4. In the Create Pod Security dialog box, provide the following policy details:

   • General tab
     • Name - The name of the policy that you want to create.
     • Type - The type of policy that you are creating from the following options:
       • Privileged - Grants pod containers almost the same level of access as a process that runs on the host.
     • Host network - Allows pods to share the node network namespace.
     • Host PID - Allows pod containers to share the host process ID namespace.
     • Host IPC - Allows pod containers to share the host IPC namespace.
     • Read only root filesystem - Requires containers to run with a read-only root filesystem.
       • Host ports tab
     • Range of host ports - Add the range of host ports that are accessible on your host network namespace. There are no accessible ports when nothing is added.
       • Volumes and file systems tab
     • Volume - Provide the name of an available volume or input (*) to select all available volumes.
       • Allocating an FSGroup that owns the pod's volumes - Selects whether you want to specify which group can run the pod, or any group can run it.
       • Users and groups tab
     • Run container as user - Specify the limit of the user access to run the container.
       • Configuring allowable supplemental groups - Specifies whether to limit supplemental groups that can access the policy.
       • SELinux tab
     • SELinux context of the container - Specify whether specific SELinux options are required, or if it can run with any options.
       • Capabilities tab
     • Specify any capability that you want to require, allow, or drop from the container.

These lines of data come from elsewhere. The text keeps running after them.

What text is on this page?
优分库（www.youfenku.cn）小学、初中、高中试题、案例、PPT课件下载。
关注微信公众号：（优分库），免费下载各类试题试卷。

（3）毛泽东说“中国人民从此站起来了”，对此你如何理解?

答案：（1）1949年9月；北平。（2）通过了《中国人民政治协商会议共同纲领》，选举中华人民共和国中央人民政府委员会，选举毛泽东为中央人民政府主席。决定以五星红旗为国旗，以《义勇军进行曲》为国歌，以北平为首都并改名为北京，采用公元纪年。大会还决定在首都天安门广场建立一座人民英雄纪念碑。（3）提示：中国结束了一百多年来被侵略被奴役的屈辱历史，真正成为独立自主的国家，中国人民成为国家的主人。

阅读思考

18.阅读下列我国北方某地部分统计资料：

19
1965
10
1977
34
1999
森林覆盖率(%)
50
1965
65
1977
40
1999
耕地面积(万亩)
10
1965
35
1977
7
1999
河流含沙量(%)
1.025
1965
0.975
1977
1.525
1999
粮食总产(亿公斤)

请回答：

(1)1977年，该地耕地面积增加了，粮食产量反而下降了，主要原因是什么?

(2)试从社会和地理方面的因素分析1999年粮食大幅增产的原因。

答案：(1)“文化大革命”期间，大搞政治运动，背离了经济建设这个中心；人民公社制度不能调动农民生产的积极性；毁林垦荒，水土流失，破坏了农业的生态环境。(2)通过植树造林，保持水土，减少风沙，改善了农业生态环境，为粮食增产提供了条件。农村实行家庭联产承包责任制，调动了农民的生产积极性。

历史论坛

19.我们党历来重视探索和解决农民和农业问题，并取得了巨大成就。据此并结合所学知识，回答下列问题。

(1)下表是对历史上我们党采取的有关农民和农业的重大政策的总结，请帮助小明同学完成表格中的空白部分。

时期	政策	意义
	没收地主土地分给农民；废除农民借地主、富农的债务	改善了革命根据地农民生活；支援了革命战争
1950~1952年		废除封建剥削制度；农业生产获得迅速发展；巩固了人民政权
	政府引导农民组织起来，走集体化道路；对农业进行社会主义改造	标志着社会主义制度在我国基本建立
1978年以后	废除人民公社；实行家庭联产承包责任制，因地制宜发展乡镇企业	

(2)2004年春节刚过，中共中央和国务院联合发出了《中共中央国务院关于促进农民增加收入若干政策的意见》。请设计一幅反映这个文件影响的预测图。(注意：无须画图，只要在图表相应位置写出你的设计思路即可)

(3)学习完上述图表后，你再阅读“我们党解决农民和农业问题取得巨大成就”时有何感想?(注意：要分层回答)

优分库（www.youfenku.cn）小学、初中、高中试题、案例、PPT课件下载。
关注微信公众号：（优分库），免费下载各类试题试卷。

5. When you finish customizing your pod security policy, you can click the JSON mode slider to view the JSON mode of your pod security policy. Your pod security policy might resemble the following output:

   {
    "kind": "PodSecurityPolicy",
    "apiVersion": "extensions/v1beta1",
    "metadata": {
       "name": "appsales-anyuid-psp"
    }
    "spec": {
      "fsGroup": {
        "rule": "RunAsAny"
      },
      "runAsUser": {
         "rule": "RunAsAny",
         "ranges": [
         {
          "min": *,
          "max": *
          }
         ]
       }, 
       "seLinux": {
         "rule": "RunAsAny",
         "seLinuxOptions": {
          "level": "-",
          "type": "-",
          "user": "-",
          "role": "-"
     },
     "supplementalGroups": {
        "rule": "RunAsAny"
         "ranges": [
        {
          "min": *,
          "max": *
        }
      ]
     },
   
      "privileged": "false"
      "readOnlyRootFilesystem": "false"
      "allowedCapabilities": [
        "CHOWN"
      - "DAC_OVERRIDE"
      - "SETGID"
      - "SETUID"
      - "NET_BIND_SERVICE"
   

6. Click Create.

7. Click the Options icon () to edit the JSON mode of your pod security policy.

After you create the pod security policy, you can bind the policy to a namespace. For more information, see Creating namespaces with pod security binding. If you use the management console to create a new namespace, the pod security policy is automatically bound to the namespace. The pod security policy can be bound by any user, service account, or namespace.